First of all I want to tell all readers that we Afghans do not want this situation. We do not recognize the Taliban or their government. So when you think about Afghanistan, think that there is a big intellectual gap between the Taliban and the Afghan people. My compatriots and I just want human rights to be recognized in our country and for our daughters to have the right to work. Please don’t leave the Afghan people alone.
Finally, I want to thank the Italian government and the Italian people. You are a great country! Here I received a warm welcome and in about two years I met many good and supportive people, some of whom are also here in Grottammare. In particular I would like to thank the Mayor of the city and all the operators of the SAI project in Grottammare who allowed me to reunite with my family and also my good friend Lucia who has always been close to me.

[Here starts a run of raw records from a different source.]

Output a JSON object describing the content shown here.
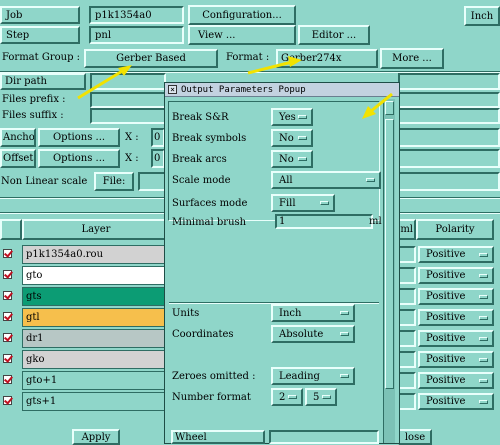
{
  "top": {
    "job_label": "Job",
    "job_value": "p1k1354a0",
    "configuration_button": "Configuration...",
    "inch_button": "Inch",
    "step_label": "Step",
    "step_value": "pnl",
    "view_button": "View ...",
    "editor_button": "Editor ...",
    "format_group_label": "Format Group :",
    "format_group_value": "Gerber Based",
    "format_label": "Format :",
    "format_value": "Gerber274x",
    "more_button": "More ...",
    "dir_path_label": "Dir path",
    "files_prefix_label": "Files prefix :",
    "files_suffix_label": "Files suffix :",
    "anchor_label": "Anchor",
    "anchor_options_button": "Options ...",
    "anchor_x_label": "X :",
    "anchor_x_value": "0",
    "offset_label": "Offset",
    "offset_options_button": "Options ...",
    "offset_x_label": "X :",
    "offset_x_value": "0",
    "nonlinear_label": "Non Linear scale",
    "file_button": "File:"
  },
  "table": {
    "layer_header": "Layer",
    "ml_header": "ml",
    "polarity_header": "Polarity",
    "rows": [
      {
        "layer": "p1k1354a0.rou",
        "polarity": "Positive",
        "color": "#d2d2d2"
      },
      {
        "layer": "gto",
        "polarity": "Positive",
        "color": "#ffffff"
      },
      {
        "layer": "gts",
        "polarity": "Positive",
        "color": "#0c9c74"
      },
      {
        "layer": "gtl",
        "polarity": "Positive",
        "color": "#f6bf4c"
      },
      {
        "layer": "dr1",
        "polarity": "Positive",
        "color": "#b7c7c5"
      },
      {
        "layer": "gko",
        "polarity": "Positive",
        "color": "#d2d2d2"
      },
      {
        "layer": "gto+1",
        "polarity": "Positive",
        "color": "#8fd6c9"
      },
      {
        "layer": "gts+1",
        "polarity": "Positive",
        "color": "#8fd6c9"
      }
    ],
    "apply_button": "Apply",
    "close_button": "lose"
  },
  "popup": {
    "title": "Output Parameters Popup",
    "break_sr_label": "Break S&R",
    "break_sr_value": "Yes",
    "break_symbols_label": "Break symbols",
    "break_symbols_value": "No",
    "break_arcs_label": "Break arcs",
    "break_arcs_value": "No",
    "scale_mode_label": "Scale mode",
    "scale_mode_value": "All",
    "surfaces_mode_label": "Surfaces mode",
    "surfaces_mode_value": "Fill",
    "minimal_brush_label": "Minimal brush",
    "minimal_brush_value": "1",
    "minimal_brush_unit": "ml",
    "units_label": "Units",
    "units_value": "Inch",
    "coordinates_label": "Coordinates",
    "coordinates_value": "Absolute",
    "zeroes_label": "Zeroes omitted :",
    "zeroes_value": "Leading",
    "number_format_label": "Number format",
    "number_format_int": "2",
    "number_format_dec": "5",
    "wheel_label": "Wheel"
  },
  "colors": {
    "background": "#8fd6c9",
    "annotation_arrow": "#f2e200",
    "checkbox_mark": "#c01020"
  }
}
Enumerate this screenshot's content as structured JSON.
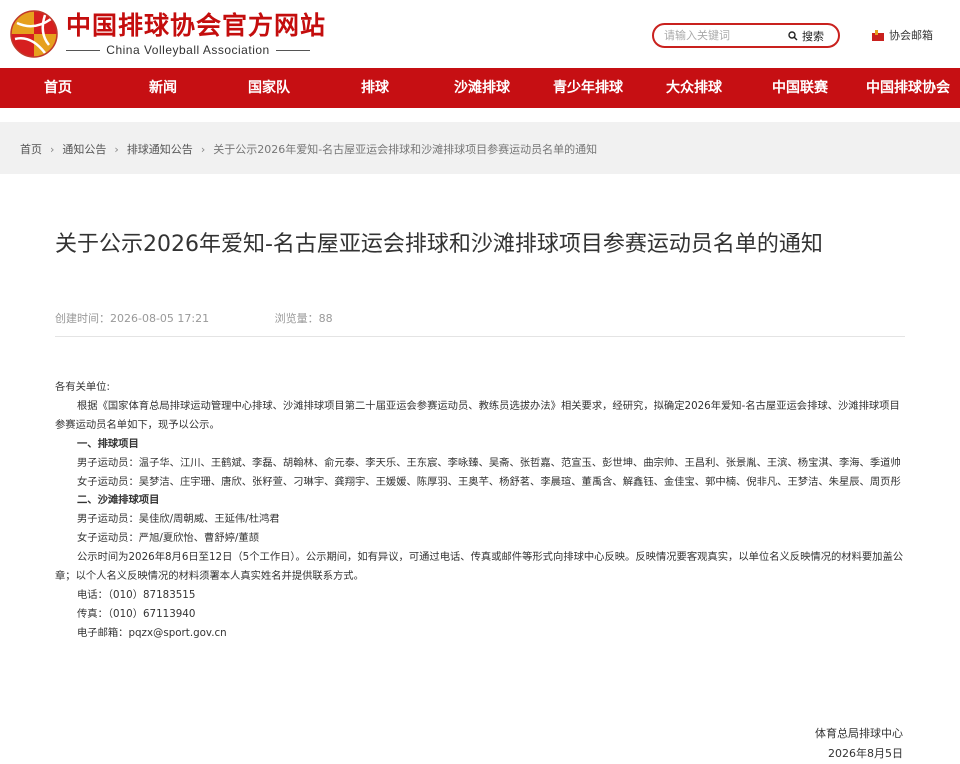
{
  "header": {
    "site_title": "中国排球协会官方网站",
    "site_subtitle": "China Volleyball Association",
    "search_placeholder": "请输入关键词",
    "search_button": "搜索",
    "mail_link": "协会邮箱"
  },
  "colors": {
    "brand_red": "#c60f13",
    "logo_gold": "#e6a01e",
    "logo_red": "#d61f1f"
  },
  "nav": {
    "items": [
      {
        "label": "首页"
      },
      {
        "label": "新闻"
      },
      {
        "label": "国家队"
      },
      {
        "label": "排球"
      },
      {
        "label": "沙滩排球"
      },
      {
        "label": "青少年排球"
      },
      {
        "label": "大众排球"
      },
      {
        "label": "中国联赛"
      },
      {
        "label": "中国排球协会"
      }
    ]
  },
  "breadcrumb": {
    "items": [
      "首页",
      "通知公告",
      "排球通知公告",
      "关于公示2026年爱知-名古屋亚运会排球和沙滩排球项目参赛运动员名单的通知"
    ]
  },
  "article": {
    "title": "关于公示2026年爱知-名古屋亚运会排球和沙滩排球项目参赛运动员名单的通知",
    "created_label": "创建时间：",
    "created_value": "2026-08-05 17:21",
    "views_label": "浏览量：",
    "views_value": "88",
    "paragraphs": [
      "各有关单位:",
      "根据《国家体育总局排球运动管理中心排球、沙滩排球项目第二十届亚运会参赛运动员、教练员选拔办法》相关要求，经研究，拟确定2026年爱知-名古屋亚运会排球、沙滩排球项目参赛运动员名单如下，现予以公示。",
      "一、排球项目",
      "男子运动员：温子华、江川、王鹤斌、李磊、胡翰林、俞元泰、李天乐、王东宸、李咏臻、吴斋、张哲嘉、范宣玉、彭世坤、曲宗帅、王昌利、张景胤、王滨、杨宝淇、李海、季道帅",
      "女子运动员：吴梦洁、庄宇珊、唐欣、张籽萱、刁琳宇、龚翔宇、王媛媛、陈厚羽、王奥芊、杨舒茗、李晨瑄、董禹含、解鑫钰、金佳宝、郭中楠、倪非凡、王梦洁、朱星辰、周页彤",
      "二、沙滩排球项目",
      "男子运动员：吴佳欣/周朝威、王延伟/杜鸿君",
      "女子运动员：严旭/夏欣怡、曹舒婷/董颉",
      "公示时间为2026年8月6日至12日（5个工作日）。公示期间，如有异议，可通过电话、传真或邮件等形式向排球中心反映。反映情况要客观真实，以单位名义反映情况的材料要加盖公章；以个人名义反映情况的材料须署本人真实姓名并提供联系方式。",
      "电话：（010）87183515",
      "传真：（010）67113940",
      "电子邮箱：pqzx@sport.gov.cn"
    ],
    "signature_org": "体育总局排球中心",
    "signature_date": "2026年8月5日"
  }
}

Massimiliano Binari, coordinator of the SAI (Reception and Integration System) project, contacted and informed of Mrs. Hosai Andar’s thanks, states: “It was a network work between institutional bodies and third sector associations. The Municipality of Grottammare, in the person of the Mayor Enrico Piergallini, wrote a letter to Minister Di Maio recounting the whole story and asking him to do everything in his power to reunite Hosai with his family. The Ama Aquilone Cooperative also played an important role in this affair, making as guarantor for the reception of the ten family members who arrived later.Finally, I cannot fail to mention Mrs. Lucia Mieli and all our SAI operators who took this story to heart and did their utmost personally to welcome Hosai with affection and friendship. meet generous hearts, even projects that seem impossible find a way to come true.”